There are a panoply of new standards, rules, and guidelines relating to COI for medical research. The Physician Payment Sunshine provisions under the Patient Protection and Affordable Care Act mandate medical product and device companies to report any kind of transfer of value to physicians and post it in a public database. A half dozen states, with more likely to follow, have rules governing conduct for pharmaceutical and medical-device manufacturers that require reporting, prohibit, or impose restrictions on a wide array of physician–industry activities ranging from free meals to continuing medical education courses. At the federal level, rules under the National Institutes of Health (NIH) require medical researchers receiving federal grants to disclose any industry payments over $5000 and allow a university's NIH grants to be withdrawn for egregious violations or lack of oversight.

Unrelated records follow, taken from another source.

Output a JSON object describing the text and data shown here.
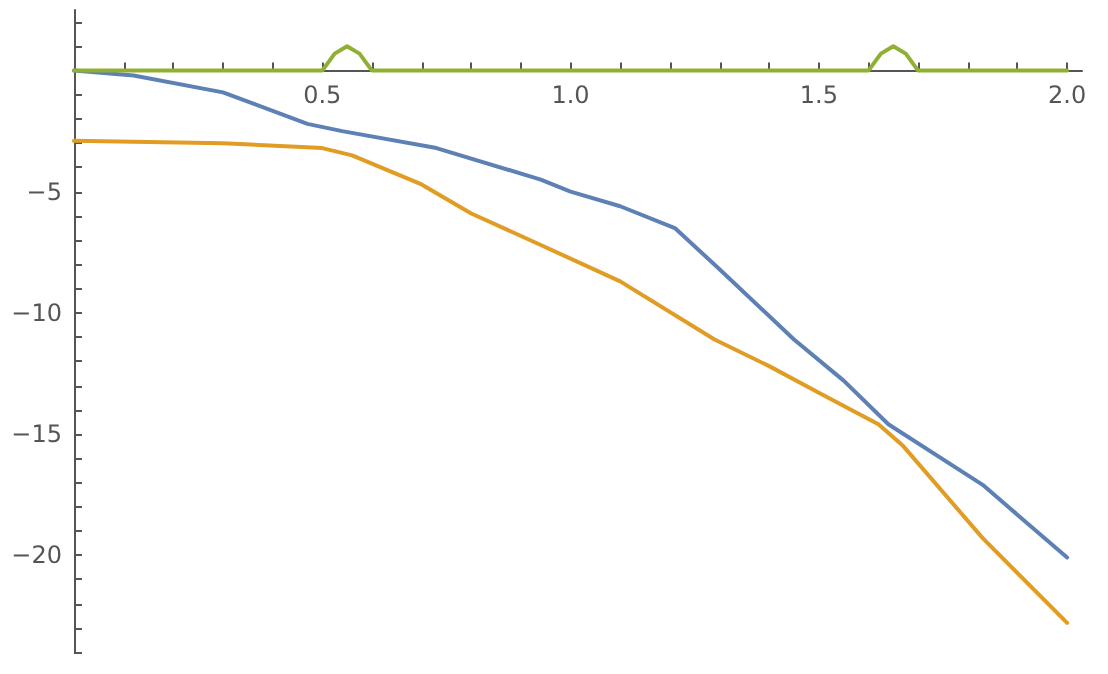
{
  "chart_data": {
    "type": "line",
    "xlim": [
      0,
      2.03
    ],
    "ylim": [
      -24,
      2.5
    ],
    "grid": false,
    "marker": "none",
    "line_style": "solid",
    "xticks": [
      {
        "value": 0,
        "label": null
      },
      {
        "value": 0.1,
        "label": null
      },
      {
        "value": 0.2,
        "label": null
      },
      {
        "value": 0.3,
        "label": null
      },
      {
        "value": 0.4,
        "label": null
      },
      0.5,
      {
        "value": 0.6,
        "label": null
      },
      {
        "value": 0.7,
        "label": null
      },
      {
        "value": 0.8,
        "label": null
      },
      {
        "value": 0.9,
        "label": null
      },
      {
        "value": 1,
        "label": "1.0"
      },
      {
        "value": 1.1,
        "label": null
      },
      {
        "value": 1.2,
        "label": null
      },
      {
        "value": 1.3,
        "label": null
      },
      {
        "value": 1.4,
        "label": null
      },
      1.5,
      {
        "value": 1.6,
        "label": null
      },
      {
        "value": 1.7,
        "label": null
      },
      {
        "value": 1.8,
        "label": null
      },
      {
        "value": 1.9,
        "label": null
      },
      {
        "value": 2,
        "label": "2.0"
      }
    ],
    "yticks": [
      {
        "value": 2,
        "label": null
      },
      {
        "value": 1,
        "label": null
      },
      {
        "value": -1,
        "label": null
      },
      {
        "value": -2,
        "label": null
      },
      {
        "value": -3,
        "label": null
      },
      {
        "value": -4,
        "label": null
      },
      {
        "value": -5,
        "label": "−5"
      },
      {
        "value": -6,
        "label": null
      },
      {
        "value": -7,
        "label": null
      },
      {
        "value": -8,
        "label": null
      },
      {
        "value": -9,
        "label": null
      },
      {
        "value": -10,
        "label": "−10"
      },
      {
        "value": -11,
        "label": null
      },
      {
        "value": -12,
        "label": null
      },
      {
        "value": -13,
        "label": null
      },
      {
        "value": -14,
        "label": null
      },
      {
        "value": -15,
        "label": "−15"
      },
      {
        "value": -16,
        "label": null
      },
      {
        "value": -17,
        "label": null
      },
      {
        "value": -18,
        "label": null
      },
      {
        "value": -19,
        "label": null
      },
      {
        "value": -20,
        "label": "−20"
      },
      {
        "value": -21,
        "label": null
      },
      {
        "value": -22,
        "label": null
      },
      {
        "value": -23,
        "label": null
      },
      {
        "value": -24,
        "label": null
      }
    ],
    "series": [
      {
        "color": "#5e81b5",
        "x": [
          0,
          0.12,
          0.3,
          0.47,
          0.54,
          0.73,
          0.94,
          1.0,
          1.1,
          1.21,
          1.3,
          1.45,
          1.55,
          1.64,
          1.83,
          2.0
        ],
        "values": [
          0,
          -0.2,
          -0.9,
          -2.2,
          -2.5,
          -3.2,
          -4.5,
          -5.0,
          -5.6,
          -6.5,
          -8.2,
          -11.1,
          -12.8,
          -14.6,
          -17.1,
          -20.1
        ]
      },
      {
        "color": "#e19c24",
        "x": [
          0,
          0.3,
          0.5,
          0.56,
          0.7,
          0.8,
          0.94,
          1.1,
          1.29,
          1.4,
          1.5,
          1.62,
          1.67,
          1.83,
          2.0
        ],
        "values": [
          -2.9,
          -3.0,
          -3.2,
          -3.5,
          -4.7,
          -5.9,
          -7.2,
          -8.7,
          -11.1,
          -12.2,
          -13.3,
          -14.6,
          -15.5,
          -19.3,
          -22.8
        ]
      },
      {
        "color": "#8fb032",
        "x": [
          0,
          0.5,
          0.525,
          0.55,
          0.575,
          0.6,
          1.6,
          1.625,
          1.65,
          1.675,
          1.7,
          2.0
        ],
        "values": [
          0,
          0,
          0.7,
          1.0,
          0.7,
          0,
          0,
          0.7,
          1.0,
          0.7,
          0,
          0
        ]
      }
    ]
  }
}
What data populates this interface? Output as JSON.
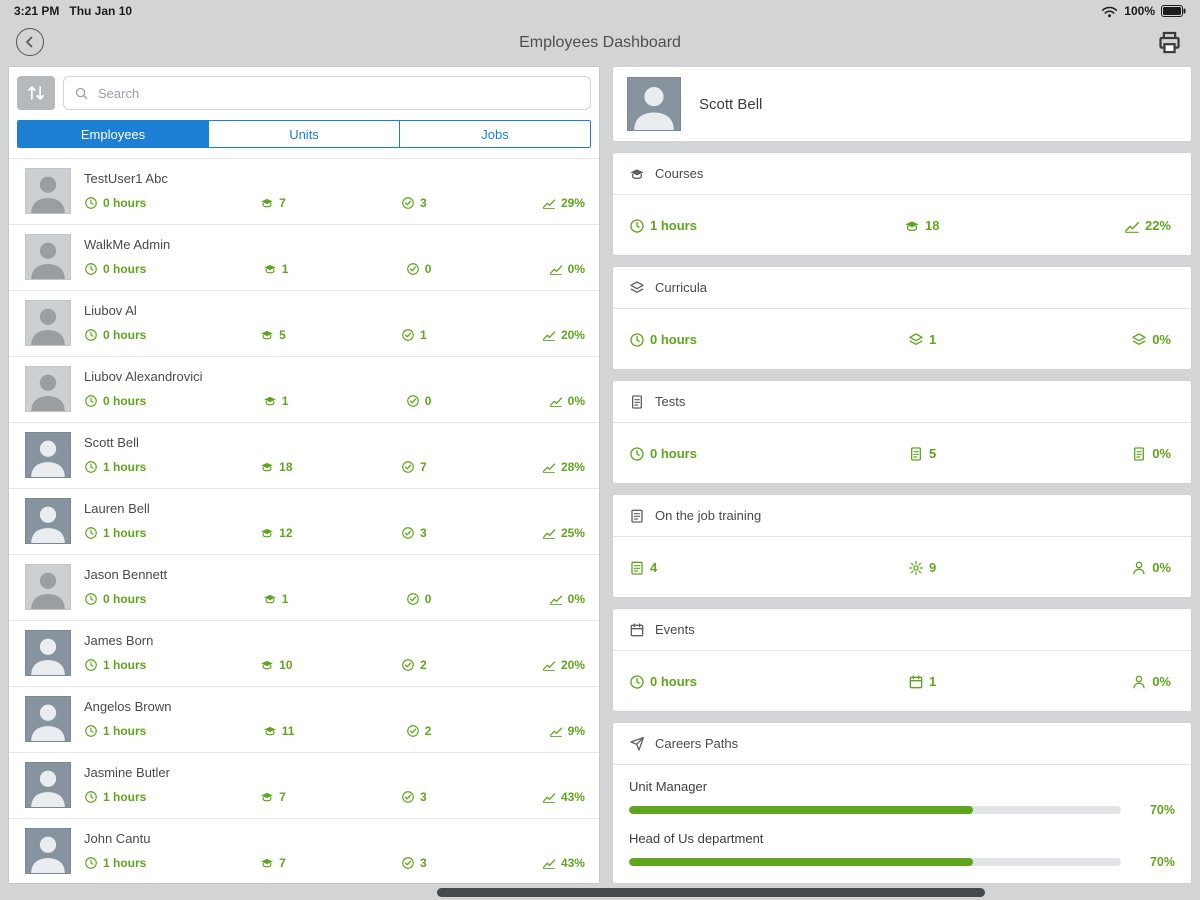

In the private sector, medical researchers are required by some medical publications to fill out standardized forms that enumerate payments from consulting work, honoraria, expert testimony, grants, commissioned manuscripts, intellectual property rights, royalties, stock holdings, and advisory boards. The American Medical Students Association ranks medical schools annually based on their COI polices, and the Pew Prescription Project and Yale University both have conducted recent surveys of patient attitudes regarding physician ties to pharmaceutical companies.

Why the brouhaha? In part, it is because of the media's attention to this type of story. A recent example reported in MedPage Today concerned Thomas Zdeblick, chair of the Department of Orthopedics at the University of Wisconsin–Madison, which according to the article, received more than $25 million in royalties since 2003 from Medtronic, a firm that sells spinal devices. Reportedly, this funding occurred while the hospital affiliated with the university spent $27 million on Medtronic spinal products from 2004–2010. Zdeblick also received more than $1 million in compensation from the university in 2010, according to the article (1).